次に、罪と罰の観念において、『神曲』では罪人がそれぞれ犯した罪に応じて罰を受ける。映画でも、登場人物たちは「穴」に入る理由や背景として、何らかの罪を犯している可能性が示唆される。ペレンプアンが過失によって子供を死なせてしまった過去は、彼女の罪意識と結びついており、ダンテが描いた罪と罰の観念と共通している。また、ゴレンやトリマガシ、イモギリ、ミハルといった登場人物たちもそれぞれ異なる背景を持ち、最終的にはその行動に対する罰や「救済」が描かれている点で、『神曲』のテーマと一致している。

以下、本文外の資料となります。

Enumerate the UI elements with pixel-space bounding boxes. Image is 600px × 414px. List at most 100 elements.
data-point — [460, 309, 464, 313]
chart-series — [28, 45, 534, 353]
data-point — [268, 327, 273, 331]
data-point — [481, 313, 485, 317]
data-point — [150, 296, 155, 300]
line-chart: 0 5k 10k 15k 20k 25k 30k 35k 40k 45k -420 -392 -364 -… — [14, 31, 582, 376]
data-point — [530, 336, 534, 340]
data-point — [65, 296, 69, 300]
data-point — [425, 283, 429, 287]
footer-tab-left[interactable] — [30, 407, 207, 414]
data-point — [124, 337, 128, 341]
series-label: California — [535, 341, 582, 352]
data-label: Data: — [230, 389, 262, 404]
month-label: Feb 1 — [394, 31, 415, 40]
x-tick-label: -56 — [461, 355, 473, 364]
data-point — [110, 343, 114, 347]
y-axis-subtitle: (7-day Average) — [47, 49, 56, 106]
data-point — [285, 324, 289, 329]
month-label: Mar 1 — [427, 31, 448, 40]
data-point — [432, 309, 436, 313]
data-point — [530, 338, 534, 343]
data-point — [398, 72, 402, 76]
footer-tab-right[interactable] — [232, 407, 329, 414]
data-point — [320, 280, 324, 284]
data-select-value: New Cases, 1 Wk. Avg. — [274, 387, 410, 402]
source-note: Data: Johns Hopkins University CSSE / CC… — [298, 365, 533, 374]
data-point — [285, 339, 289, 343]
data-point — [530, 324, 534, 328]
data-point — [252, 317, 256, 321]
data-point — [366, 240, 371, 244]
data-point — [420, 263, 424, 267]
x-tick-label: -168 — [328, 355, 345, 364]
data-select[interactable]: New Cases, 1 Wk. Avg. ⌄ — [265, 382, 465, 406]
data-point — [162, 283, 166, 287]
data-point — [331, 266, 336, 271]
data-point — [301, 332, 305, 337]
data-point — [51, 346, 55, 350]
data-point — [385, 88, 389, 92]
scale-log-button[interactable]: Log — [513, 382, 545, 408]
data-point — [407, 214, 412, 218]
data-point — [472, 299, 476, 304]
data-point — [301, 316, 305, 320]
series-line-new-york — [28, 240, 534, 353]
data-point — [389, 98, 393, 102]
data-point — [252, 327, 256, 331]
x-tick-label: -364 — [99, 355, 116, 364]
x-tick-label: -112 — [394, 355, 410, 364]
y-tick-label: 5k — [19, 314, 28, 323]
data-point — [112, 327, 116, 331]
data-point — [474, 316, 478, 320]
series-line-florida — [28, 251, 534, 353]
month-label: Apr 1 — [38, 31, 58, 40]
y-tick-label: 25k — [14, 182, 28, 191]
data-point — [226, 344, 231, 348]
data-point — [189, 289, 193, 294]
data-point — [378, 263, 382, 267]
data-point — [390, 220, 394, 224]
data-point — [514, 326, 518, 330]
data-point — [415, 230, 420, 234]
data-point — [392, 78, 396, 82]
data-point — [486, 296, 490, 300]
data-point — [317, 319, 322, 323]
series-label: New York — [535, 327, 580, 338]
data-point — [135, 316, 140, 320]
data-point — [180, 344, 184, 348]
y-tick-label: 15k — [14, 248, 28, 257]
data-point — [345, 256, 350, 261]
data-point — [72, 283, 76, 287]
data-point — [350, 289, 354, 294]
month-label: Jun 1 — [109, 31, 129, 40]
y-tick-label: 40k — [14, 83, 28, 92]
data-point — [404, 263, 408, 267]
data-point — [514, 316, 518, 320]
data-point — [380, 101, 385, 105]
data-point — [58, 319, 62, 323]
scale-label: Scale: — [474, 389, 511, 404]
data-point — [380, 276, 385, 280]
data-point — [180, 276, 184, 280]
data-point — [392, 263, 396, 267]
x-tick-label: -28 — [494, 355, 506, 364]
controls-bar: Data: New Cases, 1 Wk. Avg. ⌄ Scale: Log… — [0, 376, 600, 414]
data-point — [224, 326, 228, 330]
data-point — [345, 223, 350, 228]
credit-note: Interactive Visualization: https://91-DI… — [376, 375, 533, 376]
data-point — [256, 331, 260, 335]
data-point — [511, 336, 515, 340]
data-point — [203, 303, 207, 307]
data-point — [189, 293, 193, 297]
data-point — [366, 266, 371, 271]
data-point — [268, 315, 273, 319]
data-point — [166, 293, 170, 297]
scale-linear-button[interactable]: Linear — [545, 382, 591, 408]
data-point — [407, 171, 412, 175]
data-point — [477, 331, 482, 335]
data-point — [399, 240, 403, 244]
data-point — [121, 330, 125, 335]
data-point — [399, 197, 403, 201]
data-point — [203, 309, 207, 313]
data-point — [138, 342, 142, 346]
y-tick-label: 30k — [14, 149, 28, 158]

ペレンプアンとゴレンの関係は、ダンテとヴェルギリウスの関係にも類似している。『神曲』では、ダンテが地獄を巡る際にヴェルギリウスが導き手となっているように、ペレンプアンもまた「穴」を巡る旅の中で、過去や罪と向き合う精神的な旅をしている。ゴレンはペレンプアンにとっての精神的な導き手であり、彼女が自身の罪と対峙する手助けをしているとも解釈できる。

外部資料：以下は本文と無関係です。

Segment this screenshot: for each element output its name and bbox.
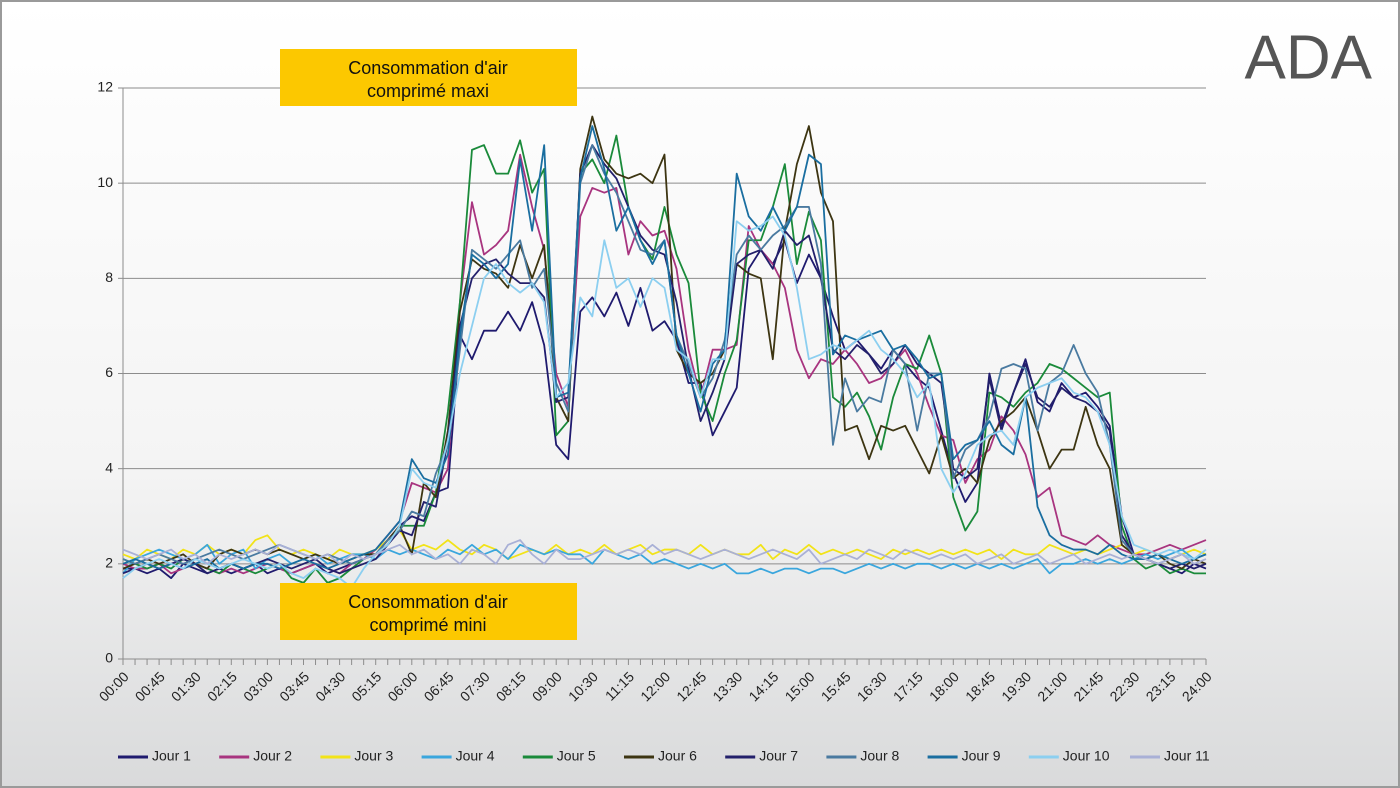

さらに、『神曲』ではダンテが最終的に天国に到達し、救済に至るが、『プラットフォーム2』では自己犠牲の中でどのように救済が得られるかが焦点となっている。マスターやイモギリの自己犠牲は他者のために命を捧げる行為として描かれており、映画の中で救済がどのように実現されるかが示唆されている。ペレンプアン自身も、最終的にどのような形で救済を見出すのかが物語全体のテーマに大きく関わっている。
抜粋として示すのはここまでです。